In The Matrix, the Wachowski Brothers demonstrated their ability to create a stylish special-effects thriller built around a smart sci-fi premise. They redeemed themselves for its lackluster pair of sequels with V for Vendetta, another parable of totalitarianism for which they wrote the screenplay. And, in this, they shoehorn their obsession with opposing great power into an adaptation of a semi-forgotten 1970s cartoon that makes a pitch toward a family audience. That pitch will probably strike hardest at teenage boys. The younger ones may be put off by the fairly complicated plot and some of the darker textures, which somewhat harken back to the Japanese origins of the cartoon. This adaptation animates everything except the actors. Emile Hirsch (Into the Wild) stars as Speed.

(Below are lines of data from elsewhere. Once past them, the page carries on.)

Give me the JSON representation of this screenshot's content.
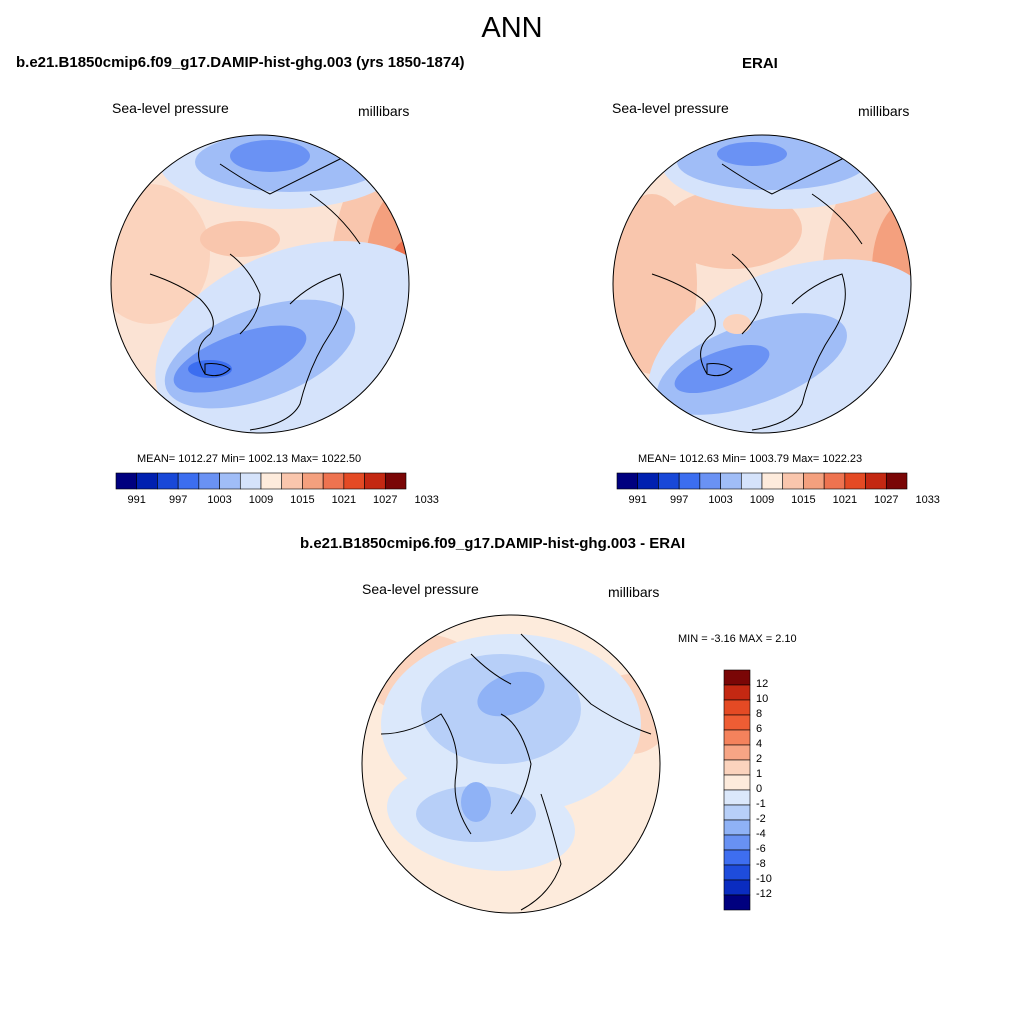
{
  "page_title": "ANN",
  "panels": [
    {
      "title": "b.e21.B1850cmip6.f09_g17.DAMIP-hist-ghg.003 (yrs 1850-1874)",
      "left_label": "Sea-level pressure",
      "right_label": "millibars",
      "stats": "MEAN= 1012.27  Min= 1002.13  Max= 1022.50"
    },
    {
      "title": "ERAI",
      "left_label": "Sea-level pressure",
      "right_label": "millibars",
      "stats": "MEAN= 1012.63  Min= 1003.79  Max= 1022.23"
    },
    {
      "title": "b.e21.B1850cmip6.f09_g17.DAMIP-hist-ghg.003 - ERAI",
      "left_label": "Sea-level pressure",
      "right_label": "millibars",
      "stats": "MIN =  -3.16 MAX =   2.10"
    }
  ],
  "colorbar_abs": {
    "colors": [
      "#00007f",
      "#0020b0",
      "#1848d8",
      "#3c6ef0",
      "#6a92f4",
      "#a0bdf7",
      "#d5e3fb",
      "#fdebdc",
      "#f9c6ad",
      "#f4a07e",
      "#ee7350",
      "#e44a24",
      "#c42812",
      "#7a0606"
    ],
    "tick_labels": [
      "991",
      "997",
      "1003",
      "1009",
      "1015",
      "1021",
      "1027",
      "1033"
    ]
  },
  "colorbar_diff": {
    "colors": [
      "#7a0606",
      "#c42812",
      "#e44a24",
      "#ee5d34",
      "#f4825c",
      "#f7a585",
      "#fbd3bd",
      "#fdebdc",
      "#dbe8fb",
      "#b7cff8",
      "#8fb2f6",
      "#6891f3",
      "#3e6ef0",
      "#1e4cdc",
      "#0a2cc0",
      "#00007f"
    ],
    "tick_labels": [
      "12",
      "10",
      "8",
      "6",
      "4",
      "2",
      "1",
      "0",
      "-1",
      "-2",
      "-4",
      "-6",
      "-8",
      "-10",
      "-12"
    ]
  },
  "colors": {
    "outline": "#000000",
    "coast": "#000000"
  }
}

For those who missed Speed, or were born too late, he’s, well, a racer. In childhood flashback scenes, we see that his obsession with driving began at an early age and runs in the family. (“Mom” and “Pop” are played by Susan Sarandon and John Goodman.) He has a childhood sweetheart called Trixie (Christina Ricci), drives a car called the Mach 5, and has a mysterious friend/rival called Racer X. But the movie’s main storyline concerns Speed’s opposition to a giant corporation that seeks to control the sport for financial reasons.
Of course, technology, not the story, is the draw here. On that score, it’s a mixed bag. The Tokyo-insired meglaopolis where villain, Royalton, runs his megacorporation is suitably futuristic, but the race course was unimpressive. It makes perfect sense that the movie has a product tie-in with Hot Wheels—the speedways where the racers do their thing looks like nothing so much as digitally manipulated film of a Hot Wheels set-up, complete with loop-the-loops. The scenes give you neither the feel of racing nor even the feel of watching a race. It’s more like watching a video game. Nothwithstanding all of the psychedelic graphics and swirling colors that illustrate the crashes, it’s all very…cartoonish.
It’s not only the look of the movie, but yes, that story that make the big-screen Speed seem like only a little more than what it is, a retread. For all I know the Wachowskis could have dusted off a few of those 1970s scripts. Mom, Pop, brother, Trixie, and even Chim Chim, the family chimp, seem like the cast of a forgotten old sitcom. The humor runs along the lines of Trixie saying “Was that a ninja?” and Pops replying “More like a non-ja!” Okay, it’s not all that corny. Most of it is perfectly serviceable, and the centerpiece of the movie, a dangerous cross-continental race in which Royalton drivers try to take Speed out, is exciting. Hardly anyone will call the movie slow. But in a couple of months, hardly anyone will be calling it anything at all.